Turkey’s New Constitution Blocked By Past Battles
Op-Ed: Though politicians from all corners have declared their desire for a new Constitution, they all slip back into outdated rhetoric when it comes time to hash out the words to help build Turkey’s future.

Forget if you will the daily political disagreements, the jailed members of Parliament and the removal of some MPs from their elected positions. In fact, if possible, forget the differences among the political parties and the animosities they have from the past. Instead, just remember this: the main parties represented in the Parliament all promised the same thing during the election: a new Constitution for Turkey.
Obviously the ruling Justice and Progress Party (JPP) of Prime Minister Recep Tayyip Erdogan, the opposition Republican People's Party (RPP) and the Kurdish Peace and Democracy Party (PDP) all have their own unique perception of a new Turkish Constitution. However, each of these three parties have come to the same conclusion: the Constitution passed in 1982, following after the 1980 coup d"état is not sufficient for dealing with the today's political situation.
If nothing else, the current Constitution is the text that forms the foundation of the main political arguments that actually limit personal freedoms in Turkey, especially the freedoms of speech and political organization.
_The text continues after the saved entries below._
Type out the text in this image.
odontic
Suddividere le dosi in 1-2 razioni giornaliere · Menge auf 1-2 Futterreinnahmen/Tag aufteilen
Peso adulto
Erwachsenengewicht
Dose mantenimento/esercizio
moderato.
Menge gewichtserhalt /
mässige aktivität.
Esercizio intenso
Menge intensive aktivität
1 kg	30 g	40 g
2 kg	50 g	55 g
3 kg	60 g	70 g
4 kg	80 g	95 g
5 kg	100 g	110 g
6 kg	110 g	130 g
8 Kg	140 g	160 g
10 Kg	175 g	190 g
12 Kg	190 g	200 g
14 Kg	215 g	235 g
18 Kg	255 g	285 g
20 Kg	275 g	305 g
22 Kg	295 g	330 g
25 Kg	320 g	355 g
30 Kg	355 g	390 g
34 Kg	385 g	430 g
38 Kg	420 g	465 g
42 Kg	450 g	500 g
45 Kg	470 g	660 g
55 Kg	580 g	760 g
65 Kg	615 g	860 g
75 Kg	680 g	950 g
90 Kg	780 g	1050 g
Therefore, in order to escape from the environment in which limitations of intellect are enforced upon us, we have to (so to speak) "purify our souls' from this Constitution. In other words, some of us must start to think beyond the boundaries of this 30-year-old document. Our brains need to be free in order to write a new Constitution.
And this is the point where I partially lose hope. Whether it be the discussions regarding the elected MPs in jail or Hatip Dicle's post in Parliament being annulled, there are no new ideas being brought forth to solve these situations. Starting with the Justice and Development Party, all the parties are talking about current political problems under the confines (and limitations) of the old Constitution.
Especially Prime Minister Erdogan and his JPP party, which had been expected to drive the creation of a new Constitution, still use the old, outdated religiously conservative language of the opposition from the debates back in 1982.
Meanwhile, the leading opposition Republican People's Party (RPP) is similarly guilty in using dated ideas and language. Instead of developing a new legal liberalistic argument to deal with two of their MPs who have been imprisoned, RPP seems to support the idea of privilege stating, "Well, two of our MPs are great men and were elected and chosen from on high for high office so the court has to release them immediately."
The party that does not seem to have a dog in this fight is the Nationalist Movement Party (NMP), even though it too has one of their MPs in jail.
Finally, the most serious is the Kurdish Peace and Democracy Party (PDP), which depends on the old political situation in Turkey to fling and scatter political threats.
My advice is this: All the political actors should stop and think for a moment and ask themselves, "Why did we want a new Constitution in the first place?" Turkey cannot write a new Constitution if we continue to approach it from the perspectives of the past.